Why are you so easy for the weight?

Stellan Skarsgård screws his figure a little. His black-clad figure sinks into the armchair, the black boots shining.

"I do not know. I think it is very Swedish. It is no coincidence that the dialogue in Swedish films is slower than in English. It is a kind of darkness and sadness at the bottom."

"Aging ... hair has become grayer, you start to lose it. There are not so many that require me to be naked anymore. "

You have made maybe one hundred films and you have eight children. To me it sounds like a difficult equation to get together.

"I am a house husband eight months of the year, the other four, I work hard and usually have family with me. My children have probably seen more of me than most other children have seen their fathers. But of course, it can be complex logistics of moving and so, but ... yes ... it works, of course."

"64 is just a number. I do not think of my age... The only thing that is sad is that the number of roles will be fewer..."

But how is it to be the parent of young children now? Is there any difference from when you were younger?

"It is much easier now. I do not worry as much anymore. I am more present because I do not have my head full of ideas about what I should be and do and so I am not nearly so concerned with myself."

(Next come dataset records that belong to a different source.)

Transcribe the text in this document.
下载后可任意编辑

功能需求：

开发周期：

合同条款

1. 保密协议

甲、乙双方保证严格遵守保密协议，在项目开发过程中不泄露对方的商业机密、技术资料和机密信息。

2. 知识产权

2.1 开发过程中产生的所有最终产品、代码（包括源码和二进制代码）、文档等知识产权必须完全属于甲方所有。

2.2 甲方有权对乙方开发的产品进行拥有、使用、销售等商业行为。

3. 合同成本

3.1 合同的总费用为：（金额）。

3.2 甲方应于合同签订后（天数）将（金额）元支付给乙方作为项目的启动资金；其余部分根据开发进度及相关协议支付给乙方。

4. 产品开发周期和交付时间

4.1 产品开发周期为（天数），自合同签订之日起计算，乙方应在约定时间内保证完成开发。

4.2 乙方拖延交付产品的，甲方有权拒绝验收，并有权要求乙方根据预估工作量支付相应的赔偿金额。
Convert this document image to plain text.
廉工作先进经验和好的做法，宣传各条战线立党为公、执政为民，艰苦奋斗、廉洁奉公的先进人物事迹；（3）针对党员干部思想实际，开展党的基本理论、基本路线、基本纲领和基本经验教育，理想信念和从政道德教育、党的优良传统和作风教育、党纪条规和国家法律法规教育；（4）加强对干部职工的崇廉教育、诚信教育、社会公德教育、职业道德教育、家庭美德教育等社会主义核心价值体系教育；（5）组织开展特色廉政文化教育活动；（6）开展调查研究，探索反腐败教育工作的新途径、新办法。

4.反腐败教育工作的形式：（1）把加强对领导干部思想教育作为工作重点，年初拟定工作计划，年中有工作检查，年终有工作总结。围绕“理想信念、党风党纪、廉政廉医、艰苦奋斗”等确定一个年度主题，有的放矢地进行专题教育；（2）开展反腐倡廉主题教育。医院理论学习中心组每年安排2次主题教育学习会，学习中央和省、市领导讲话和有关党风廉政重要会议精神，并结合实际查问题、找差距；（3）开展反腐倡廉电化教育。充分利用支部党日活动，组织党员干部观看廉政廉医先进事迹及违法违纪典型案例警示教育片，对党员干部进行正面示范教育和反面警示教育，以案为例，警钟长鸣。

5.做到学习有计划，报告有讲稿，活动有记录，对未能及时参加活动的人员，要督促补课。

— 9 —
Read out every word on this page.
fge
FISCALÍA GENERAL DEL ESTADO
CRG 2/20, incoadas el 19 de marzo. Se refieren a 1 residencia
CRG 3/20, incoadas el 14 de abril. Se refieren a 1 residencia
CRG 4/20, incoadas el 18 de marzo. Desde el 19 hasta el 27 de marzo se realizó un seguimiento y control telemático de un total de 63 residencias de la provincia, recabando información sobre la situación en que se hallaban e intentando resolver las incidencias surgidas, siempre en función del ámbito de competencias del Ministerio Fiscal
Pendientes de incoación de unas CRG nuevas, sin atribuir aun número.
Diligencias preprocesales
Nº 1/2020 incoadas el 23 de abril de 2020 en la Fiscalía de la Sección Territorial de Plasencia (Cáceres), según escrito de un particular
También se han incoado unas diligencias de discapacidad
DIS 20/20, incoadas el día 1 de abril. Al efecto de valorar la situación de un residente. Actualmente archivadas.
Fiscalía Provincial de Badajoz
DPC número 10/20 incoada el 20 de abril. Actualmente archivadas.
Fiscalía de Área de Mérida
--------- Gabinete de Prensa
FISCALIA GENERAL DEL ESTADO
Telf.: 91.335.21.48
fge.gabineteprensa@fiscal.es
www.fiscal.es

He talks about the last two kids as his last.

"I have stripped it now and..."

Do you mean you've sterilized yourself?



"Because I cannot say no. Because I do not want ten.  The only thing that is tough with age is that I now have to keep myself alive. It would have been nice to not have to think about it."

Are you worried about it?

"No, but I have to think of healthy living. I really do think that I have lived such a long and wonderful life so if I died today, I would still have had more than most people get. It would not be unfair but with young children, I must at all costs take care of myself."

Five sources of inspiration for Stellan Skarsgård:

Obviously, my siblings, parents, children and wives who created who I am and without which I can not imagine that I would even exist, but also:

1. Tvåhålsdasset on Öland, where I could be alone with my father, and sit with the door open and talk about life.
2. Marcel Carnes 'Children of Paradise', which romanticized the theater for me and taught me that melodrama can be beautiful if it is executed without sentimentality.
3. John le Carré's "The Spy Who Came in from the Cold", which was the first real adult book I read and showed life's great sadness in all its beauty.
4. Yuri Gagarin. Once when I was little, he patted me on the head and made me feel part of the future as well as the entire cosmos.
5. My best friend, writer John Gunther whom  I lived in symbiosis with all my life and his inexhaustible imagination constantly creating new games and giving me two extra eyes to view the world with.